Hoy hay necesidad de obras, no de palabras. Nos sobran veleidades; hace falta generosidad concreta que comprometa a la persona. No necesitamos contestación estéril, sino sacrificio personal, que se empeñe directamente en transformar este mundo abandonado.
Sólo los jóvenes pueden comprender esta necesidad, a los mejores de ellos se les puede abrir el campo inmenso del apostolado.
Escuchad la voz de Cristo que os llama a formar parte de sus obreros: dad un sentido a la vida haciendo vuestras las preocupaciones de la Iglesia por la salvación y el progreso de los pueblos. Efectivamente, la Iglesia comprende a fondo y de verdad los afanes de vuestro generoso corazón y sólo ella no los engaña, no los instrumentaliza buscando fines interesados, no los deja vacíos (2 – 5 – 71).
Los jóvenes de hoy quieren ser auténticos, quieren ser lo que es y lo que se debe ser. Tienen un espíritu filosófico en extremo. Quisiera dialogar con ellos y decirles que yo tengo la verdad, que yo tengo lo que les falta y lo que esperan, que yo tengo la fórmula para interpretar su vida, que yo les puedo dar la belleza, la alegría, la fuerza, multiplicando sus riquezas, sus facultades, situándoles en la vida real, en el centro de la gran hipótesis de la existencia humana. La vida es una gracia inmensa, que no tiene precio.
¡Qué largo, qué amigable, qué penetrante y qué interesante diálogo había que entablar con vuestra juventud para que comprendiese que su locura no es más que un llanto, un gemido en busca de algo verdaderamente real, verdaderamente bueno! Es el anhelo íntimo e inconsciente hacia aquel Cristo que no encuentran y que, s encontrasen, los embragaría de paz, de alegría, de fuerza, de equilibrio: serían dueños del mundo del mañana.

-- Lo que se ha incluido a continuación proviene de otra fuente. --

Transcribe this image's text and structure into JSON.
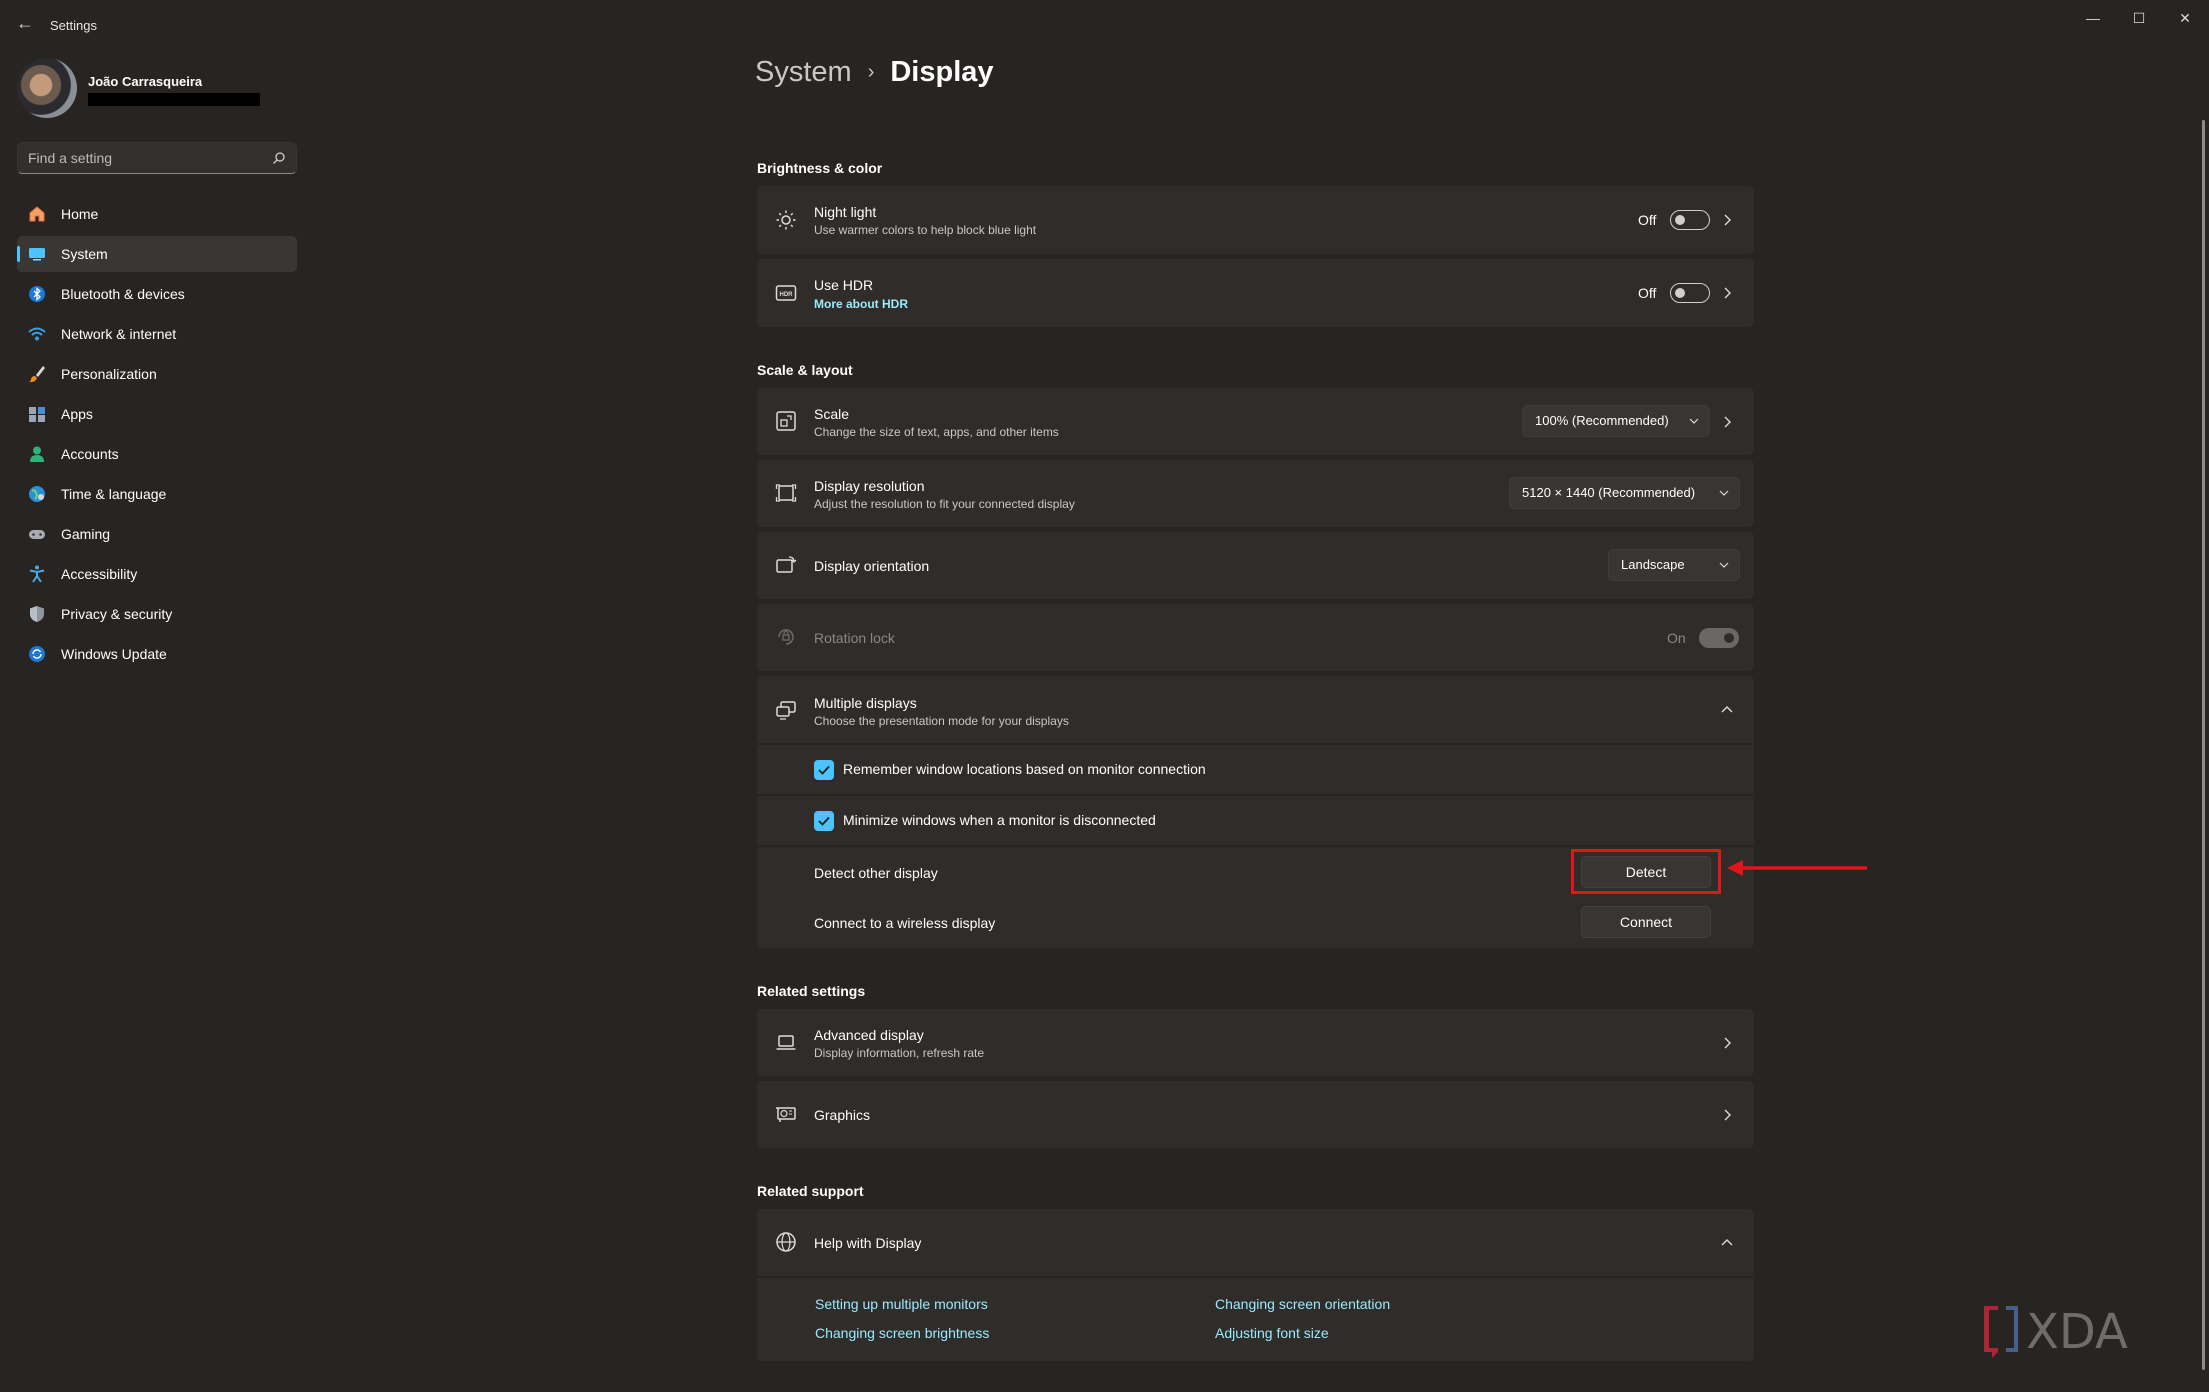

Bienaventurados vosotros que habéis comprendido la vida cristiana, no como una formalidad cualquiera, no como una simple especulación que puede tener hermosas justificaciones culturales, artísticas y espirituales, pero que no compromete la vida, que no la frena en sus exigencias absolutas. Bienaventurados vosotros que habéis comprendido que la autenticidad de la vida cristiana exige un inmenso valor. No podemos ser cristianos si no es con valor pleno, con fuerza. Nuestro cristianismo no debe ser blandengue, un cristianismo en el sentido que se le asigna abusivamente en el lenguaje común, un cristianismo burgués que trata de evitar las aristas de los sacrificios y busca la vida cómoda, honrosa, tranquila, de placer.

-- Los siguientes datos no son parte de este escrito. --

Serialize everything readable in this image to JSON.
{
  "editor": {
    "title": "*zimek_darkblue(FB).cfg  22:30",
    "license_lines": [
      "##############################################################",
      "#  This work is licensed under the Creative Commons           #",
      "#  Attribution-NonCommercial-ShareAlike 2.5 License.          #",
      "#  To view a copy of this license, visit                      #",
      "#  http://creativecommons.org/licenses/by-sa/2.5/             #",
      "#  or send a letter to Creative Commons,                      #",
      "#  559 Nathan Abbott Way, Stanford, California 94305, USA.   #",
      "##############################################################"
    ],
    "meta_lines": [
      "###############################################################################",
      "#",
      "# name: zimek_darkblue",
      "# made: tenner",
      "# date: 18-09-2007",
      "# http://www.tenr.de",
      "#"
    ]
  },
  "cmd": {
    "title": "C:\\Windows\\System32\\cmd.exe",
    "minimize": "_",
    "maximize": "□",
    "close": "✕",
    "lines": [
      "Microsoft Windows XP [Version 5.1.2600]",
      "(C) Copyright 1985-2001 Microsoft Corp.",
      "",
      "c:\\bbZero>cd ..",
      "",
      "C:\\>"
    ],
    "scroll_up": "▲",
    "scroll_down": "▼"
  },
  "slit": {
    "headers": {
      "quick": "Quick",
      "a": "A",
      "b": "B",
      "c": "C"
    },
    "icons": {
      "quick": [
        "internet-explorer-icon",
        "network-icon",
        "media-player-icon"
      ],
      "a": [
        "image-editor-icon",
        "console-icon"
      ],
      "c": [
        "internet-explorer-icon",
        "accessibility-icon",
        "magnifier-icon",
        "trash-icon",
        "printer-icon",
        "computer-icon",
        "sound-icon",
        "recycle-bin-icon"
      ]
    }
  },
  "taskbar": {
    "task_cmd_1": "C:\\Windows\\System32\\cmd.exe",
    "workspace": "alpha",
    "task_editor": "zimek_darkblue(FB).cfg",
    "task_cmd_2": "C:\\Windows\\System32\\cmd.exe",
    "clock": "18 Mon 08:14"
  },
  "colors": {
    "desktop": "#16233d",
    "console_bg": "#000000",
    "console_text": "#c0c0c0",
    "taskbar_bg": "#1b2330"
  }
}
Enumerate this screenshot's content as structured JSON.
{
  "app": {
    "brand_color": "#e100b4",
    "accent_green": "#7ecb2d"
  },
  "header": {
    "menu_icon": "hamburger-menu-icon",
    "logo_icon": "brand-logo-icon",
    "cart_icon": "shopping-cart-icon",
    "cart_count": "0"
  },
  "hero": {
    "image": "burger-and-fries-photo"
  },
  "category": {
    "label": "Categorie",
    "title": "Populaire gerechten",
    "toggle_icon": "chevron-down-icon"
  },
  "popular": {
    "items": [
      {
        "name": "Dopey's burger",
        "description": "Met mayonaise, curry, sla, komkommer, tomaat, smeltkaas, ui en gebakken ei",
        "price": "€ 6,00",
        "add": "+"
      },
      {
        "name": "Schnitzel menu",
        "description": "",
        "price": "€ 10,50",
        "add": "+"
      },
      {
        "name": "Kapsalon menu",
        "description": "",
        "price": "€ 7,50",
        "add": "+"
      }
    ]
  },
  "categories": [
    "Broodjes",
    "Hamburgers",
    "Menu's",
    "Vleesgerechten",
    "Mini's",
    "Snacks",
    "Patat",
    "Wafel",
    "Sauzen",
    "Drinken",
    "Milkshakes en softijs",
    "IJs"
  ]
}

El cristianismo conoce todas las dulzuras del estilo de la bondad, de la caridad, pero en sí mismo es un estilo firme, severo, quiere ser vivido en plenitud con un potencial de heroísmo que responde de sí, sin poner condiciones o límites a la llamada de Dios y que vive en una totalidad que perpetúa durante toda su vida su respuesta de amor: “Sí, oh Señor, quiero servirte sin medida, sin ficción y sin hipocresía alguna”. Debemos dar a nuestra vida cristiana la sabiduría que conduce por los caminos del Evangelio, que son caminos, sí, dulces, amables, llenos de sentido humano, de caridad, pero también llenos de fuerza y de aquella ley que penetra plenamente el cristianismo, y a la que estamos dirigiéndonos mediante esta etapa de oración y de penitencia: la ley de la Cruz (27 – 2 – 74).